IN CONCORSO AL 69. FESTIVAL DI CANNES
CANDIDATO AL DAVID DI DONATELLO 2017 COME MIGLIOR FILM STRANIERO

dopo tanta attesa arriva l’ultima opera di jim jarmusch, paterson. un film poetico, sulla poesia, sulla bellezza che, come dice lo stesso paterson, spesso si trova nelle piccole cose

Paterson vive a Paterson, New Jersey, con la moglie Laura e il cane Marvin. Ogni giorno guida l’autobus per le vie della città, ogni sera porta fuori il cane e beve una birra nel pub dell’isolato. Mentre la moglie è piena di desideri sempre nuovi, fa progetti e decora ininterrottamente la casa, Paterson segue semplicemente la sua routine, mentre appunta umilmente le sue poesie su un taccuino, che porta sempre con sé. Nei suoi versi si fondono la passione per William Carlos Williams, nativo di Paterson, Ginsberg, O’Hara, ma anche il suo orizzonte quotidiano. Marito e moglie si integrano perfettamente e dalle piccole cose della loro vita scaturisce davvero la poesia.

«William Carlos Williams ha vissuto tutta la vita a Paterson esercitando la professione di medico. Era un pediatra con la passione per la poesia. I suoi poemi cantano le piccole cose, le sue idee scaturiscono dai dettagli della vita reale. La sua filosofia è fondamentale per il mio film, così come l’idea di avere due lavori. Paterson fa il poeta e l’autista, un altro celebre poeta metafisico, Wallace Stevens, era un assicuratore. Dopo la sua morte alcuni colleghi rimasero scioccati nello scoprire che per tuta la vita aveva composto poesie». (Jim Jarmusch)
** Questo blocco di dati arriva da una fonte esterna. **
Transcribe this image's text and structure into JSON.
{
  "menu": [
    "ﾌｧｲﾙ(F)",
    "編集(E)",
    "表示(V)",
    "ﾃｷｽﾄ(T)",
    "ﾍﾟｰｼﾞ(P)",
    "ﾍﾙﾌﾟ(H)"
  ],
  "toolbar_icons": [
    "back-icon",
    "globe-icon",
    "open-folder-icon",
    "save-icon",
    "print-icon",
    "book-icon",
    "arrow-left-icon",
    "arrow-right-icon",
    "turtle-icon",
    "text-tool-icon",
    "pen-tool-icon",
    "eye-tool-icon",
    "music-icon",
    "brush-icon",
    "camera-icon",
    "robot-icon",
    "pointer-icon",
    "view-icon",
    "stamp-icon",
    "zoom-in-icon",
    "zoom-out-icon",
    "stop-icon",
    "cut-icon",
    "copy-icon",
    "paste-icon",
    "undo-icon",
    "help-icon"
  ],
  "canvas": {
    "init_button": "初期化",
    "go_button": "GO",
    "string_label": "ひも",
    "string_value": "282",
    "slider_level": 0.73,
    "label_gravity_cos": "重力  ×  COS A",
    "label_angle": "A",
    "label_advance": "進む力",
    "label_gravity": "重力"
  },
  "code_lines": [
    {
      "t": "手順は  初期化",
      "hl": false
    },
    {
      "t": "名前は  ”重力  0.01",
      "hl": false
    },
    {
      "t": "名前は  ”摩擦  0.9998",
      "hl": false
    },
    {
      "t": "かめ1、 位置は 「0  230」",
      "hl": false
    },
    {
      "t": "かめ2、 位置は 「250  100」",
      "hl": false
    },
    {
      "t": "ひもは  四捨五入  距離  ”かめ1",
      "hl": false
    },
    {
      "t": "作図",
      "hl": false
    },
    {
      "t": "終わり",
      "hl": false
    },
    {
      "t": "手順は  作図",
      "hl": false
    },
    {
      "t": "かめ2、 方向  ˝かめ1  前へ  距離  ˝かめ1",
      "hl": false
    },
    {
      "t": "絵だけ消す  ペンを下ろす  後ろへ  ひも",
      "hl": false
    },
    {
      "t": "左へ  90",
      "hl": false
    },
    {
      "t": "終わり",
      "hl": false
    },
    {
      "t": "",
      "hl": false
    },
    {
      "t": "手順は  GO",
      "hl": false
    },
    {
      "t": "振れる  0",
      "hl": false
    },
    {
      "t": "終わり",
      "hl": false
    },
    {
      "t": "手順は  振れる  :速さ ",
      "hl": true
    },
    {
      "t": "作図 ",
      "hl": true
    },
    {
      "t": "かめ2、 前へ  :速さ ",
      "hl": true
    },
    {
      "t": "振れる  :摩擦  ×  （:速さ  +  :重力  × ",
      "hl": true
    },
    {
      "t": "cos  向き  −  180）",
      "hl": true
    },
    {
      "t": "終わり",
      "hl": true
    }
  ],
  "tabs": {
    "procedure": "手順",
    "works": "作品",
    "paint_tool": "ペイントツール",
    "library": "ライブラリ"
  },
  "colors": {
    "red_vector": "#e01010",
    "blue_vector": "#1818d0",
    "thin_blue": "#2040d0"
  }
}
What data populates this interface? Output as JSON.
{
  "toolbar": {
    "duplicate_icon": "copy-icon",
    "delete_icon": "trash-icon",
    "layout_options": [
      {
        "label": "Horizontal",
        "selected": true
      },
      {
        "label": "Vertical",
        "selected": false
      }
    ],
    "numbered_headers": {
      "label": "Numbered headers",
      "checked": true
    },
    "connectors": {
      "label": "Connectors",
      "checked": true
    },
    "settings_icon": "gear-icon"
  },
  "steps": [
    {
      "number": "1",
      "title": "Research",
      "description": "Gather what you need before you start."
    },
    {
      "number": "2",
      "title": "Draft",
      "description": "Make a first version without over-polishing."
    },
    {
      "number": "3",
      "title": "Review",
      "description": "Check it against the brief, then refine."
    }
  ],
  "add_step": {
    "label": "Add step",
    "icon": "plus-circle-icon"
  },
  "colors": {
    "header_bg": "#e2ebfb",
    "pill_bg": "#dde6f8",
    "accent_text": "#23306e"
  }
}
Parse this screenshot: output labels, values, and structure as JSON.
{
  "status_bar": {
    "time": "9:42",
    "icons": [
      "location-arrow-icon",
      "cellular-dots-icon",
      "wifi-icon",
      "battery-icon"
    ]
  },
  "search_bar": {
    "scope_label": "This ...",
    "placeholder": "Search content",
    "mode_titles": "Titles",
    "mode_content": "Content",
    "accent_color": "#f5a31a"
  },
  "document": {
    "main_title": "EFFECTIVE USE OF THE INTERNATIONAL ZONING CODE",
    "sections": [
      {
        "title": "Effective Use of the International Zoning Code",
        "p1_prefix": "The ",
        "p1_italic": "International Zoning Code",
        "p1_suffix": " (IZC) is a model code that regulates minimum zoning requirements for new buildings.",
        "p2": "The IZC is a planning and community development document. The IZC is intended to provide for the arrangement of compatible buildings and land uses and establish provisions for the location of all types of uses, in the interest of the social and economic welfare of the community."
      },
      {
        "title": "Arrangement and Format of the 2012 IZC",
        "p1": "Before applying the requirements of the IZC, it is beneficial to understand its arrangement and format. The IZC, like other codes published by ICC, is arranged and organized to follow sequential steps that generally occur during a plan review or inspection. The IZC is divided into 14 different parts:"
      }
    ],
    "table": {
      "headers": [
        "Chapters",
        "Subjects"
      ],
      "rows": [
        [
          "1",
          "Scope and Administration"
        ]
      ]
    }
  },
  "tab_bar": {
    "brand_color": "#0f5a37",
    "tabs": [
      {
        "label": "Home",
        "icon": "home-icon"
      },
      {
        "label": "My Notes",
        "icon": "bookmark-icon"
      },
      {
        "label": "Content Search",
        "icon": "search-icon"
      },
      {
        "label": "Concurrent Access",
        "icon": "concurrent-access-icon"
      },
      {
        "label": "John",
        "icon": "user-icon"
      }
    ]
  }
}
«Paterson è una di quella scommesse che sembrano fare a pugni con la natura del cinema: ritmo, movimento, azione, emozioni aggressive. E ne è autore un campione del rinnovamento e della creatività indipendente degli anni Ottanta del cinema americano, a partire da titoli come Stranger than paradise e Daunbailò che segnò l’incontro con il genio di Roberto Benigni: Jim Jarmusch. La sfida, la scommessa, davvero azzardata, sta in un flusso costante e apparentemente monotono di piccoli o minuscoli gesti. Paterson che ogni mattina si sveglia per primo e accarezza e bacia la moglie prima di alzarsi e prepararsi. Paterson che esce di casa e ogni giorno raddrizza la cassetta della posta inspiegabilmente sbilenca […]. Paterson che ogni sera dopo cena fa la stessa identica passeggiatina fermandosi nello stesso bar a bere la stessa birra. E risulta coerente, non una civetteria fuori dal tempo e dal mondo, che Paterson non possieda un telefono né che faccia uso di qualsiasi altra tecnologia. La sua vita si divide tra le ore al volante del suo bus (ogni mattina lo stesso saluto con il collega controllore immigrato indiano che ripete le medesime ma anche spiritose e autoironiche lamentele sui molteplici oneri familiari), le fantasie poetiche, le affettuosità con la bella moglie perfettamente allineata a lui, le passeggiate e gli incontri cordiali con i concittadini. Un universo irreale? Una favola di semplicità non plausibile? Una favola probabilmente sì. Ma densa di vita e di sentimenti forti. Sentimenti di ribellione alla velocità imposta, al conformismo dell’allineamento forzato agli stessi pseudovalori, al consumo senza guardarsi dentro». (Paolo D’Agostini, La Repubblica)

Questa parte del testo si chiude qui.